Among the victims are the ancestors of the Cavendish variety, the large, pulpy dessert banana that currently accounts for virtually all of world
trade. This amounts to nearly 20 million tons yearly.
Bananas are the world’s most exported fruit. Cooking bananas and plantains—eaten fried, boiled, baked or chipped—are the staple food of 400 million people in poorer
countries, according to the agency.
Commercial banana varieties are highly vulnerable to pests and disease, said the organization’s NeBambi Lutaladio, an agricultural
officer. This is because they’re near-clones of each other, so a disease that strikes one could sweep them all.
It has happened before. In the 1950s, Panama disease wiped out the then-dominant commercial banana, Gros Michel.

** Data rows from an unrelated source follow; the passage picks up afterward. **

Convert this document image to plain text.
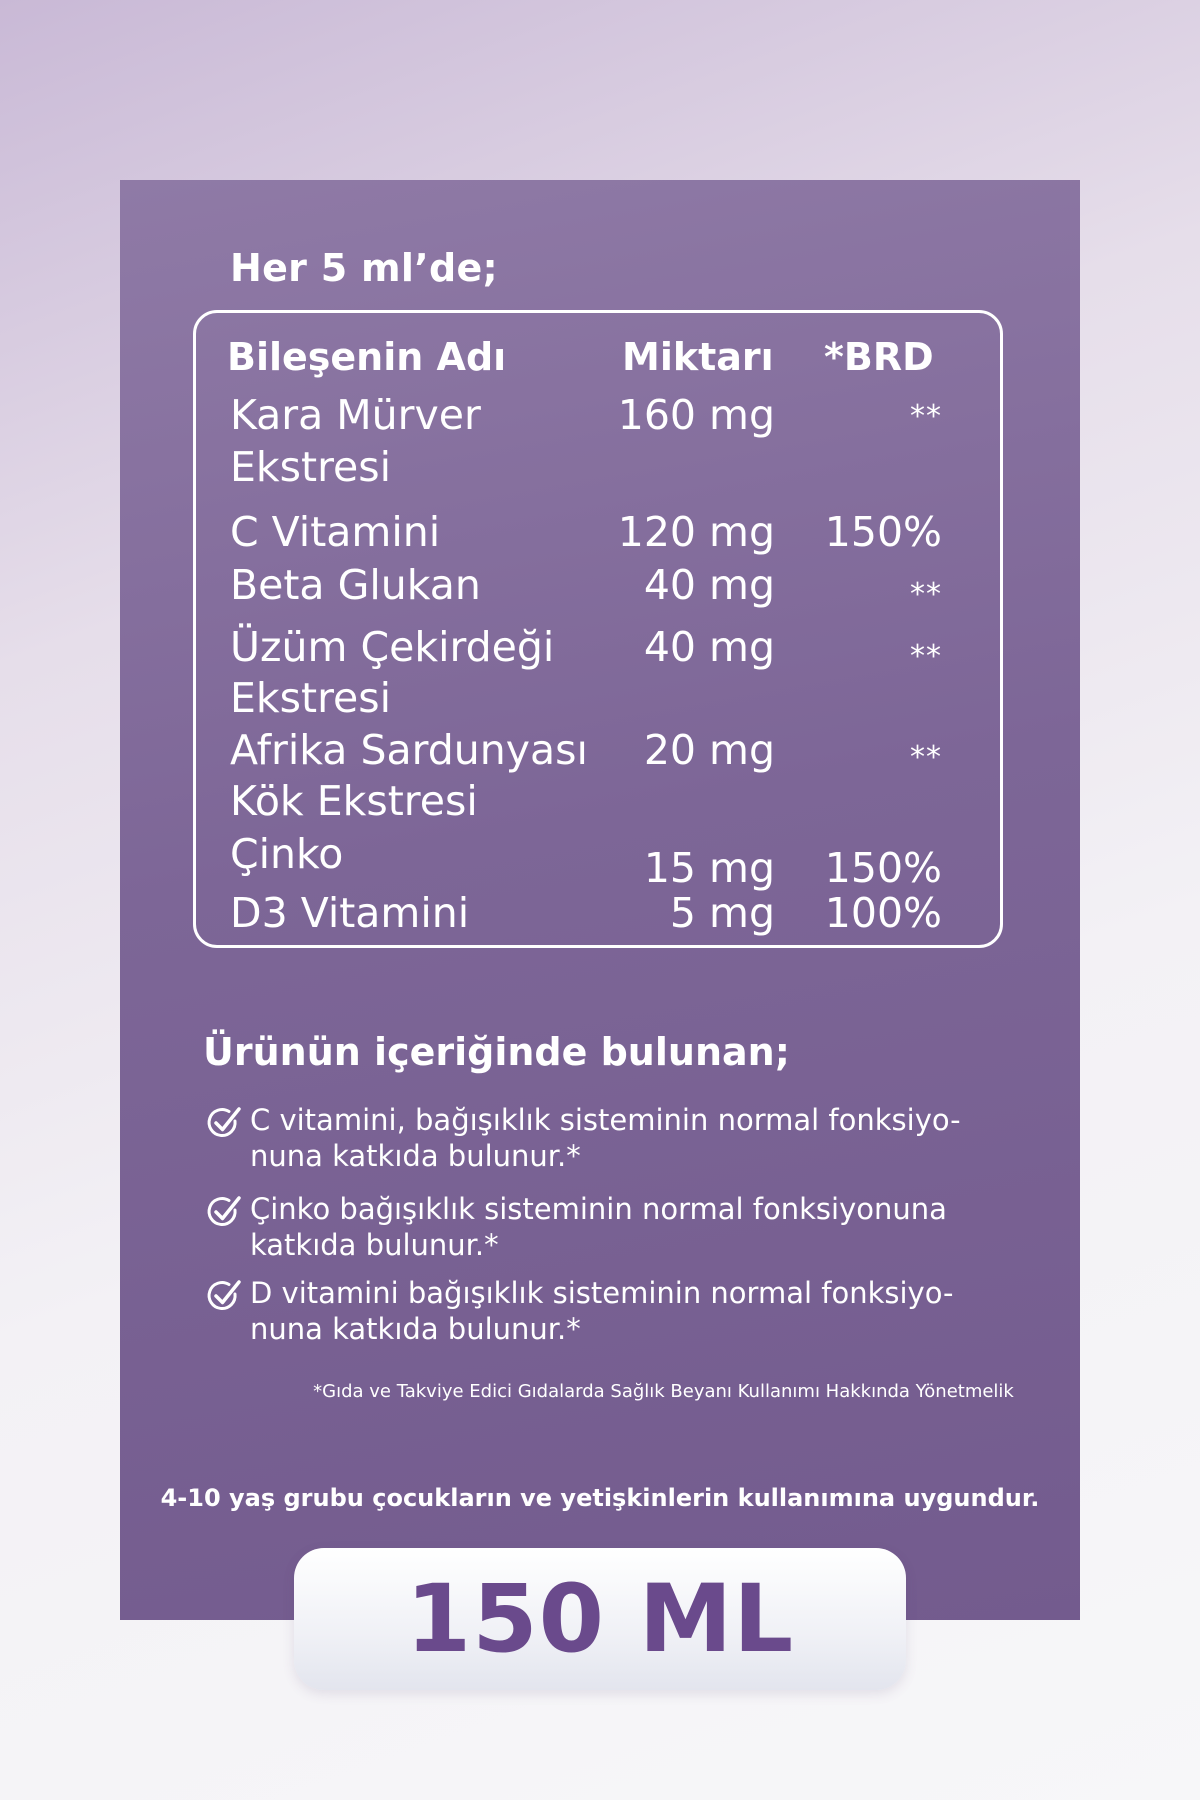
Her 5 ml’de;
Bileşenin Adı	Miktarı *BRD
Kara Mürver
Ekstresi
160 mg	**
C Vitamini	120 mg 150%
Beta Glukan	40 mg	**
Üzüm Çekirdeği
Ekstresi
40 mg	**
Afrika Sardunyası
Kök Ekstresi
20 mg	**
Çinko	15 mg 150%
D3 Vitamini	5 mg 100%
Ürünün içeriğinde bulunan;
C vitamini, bağışıklık sisteminin normal fonksiyo-
nuna katkıda bulunur.*
Çinko bağışıklık sisteminin normal fonksiyonuna
katkıda bulunur.*
D vitamini bağışıklık sisteminin normal fonksiyo-
nuna katkıda bulunur.*
*Gıda ve Takviye Edici Gıdalarda Sağlık Beyanı Kullanımı Hakkında Yönetmelik
4-10 yaş grubu çocukların ve yetişkinlerin kullanımına uygundur.
150 ML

Cavendish, which resisted the disease, was introduced then. But Cavendish could meet a similar fate.
One solution might be to bolster the plants’ resistance using genes from wild varieties. But with those strains disappearing, that option is fading away, Lutaladio added.
India’s lost bananas include a variety that conferred genetic resistance to the dreaded black Sigatoka fungus disease that has devastated plantations in the Amazon and elsewhere, U.N. officials said.
Just one plant of the resistant variety, named Musa Acuminata spp Burmannicoides,
is known to remain alive, at the Indian Botanic Gardens in Calcutta.
The organization is urging conservation efforts and systematic exploration of wild bananas’ remaining, remote forest habitats.
Alexander the Great put bananas on the map in 327 BC when, while invading India, he reported eating and enjoying them. The name banana comes from the Arab
banan, or finger. Arab traders introduced the plant to Africa; the Portuguese took them to the Caribbean and Latin America.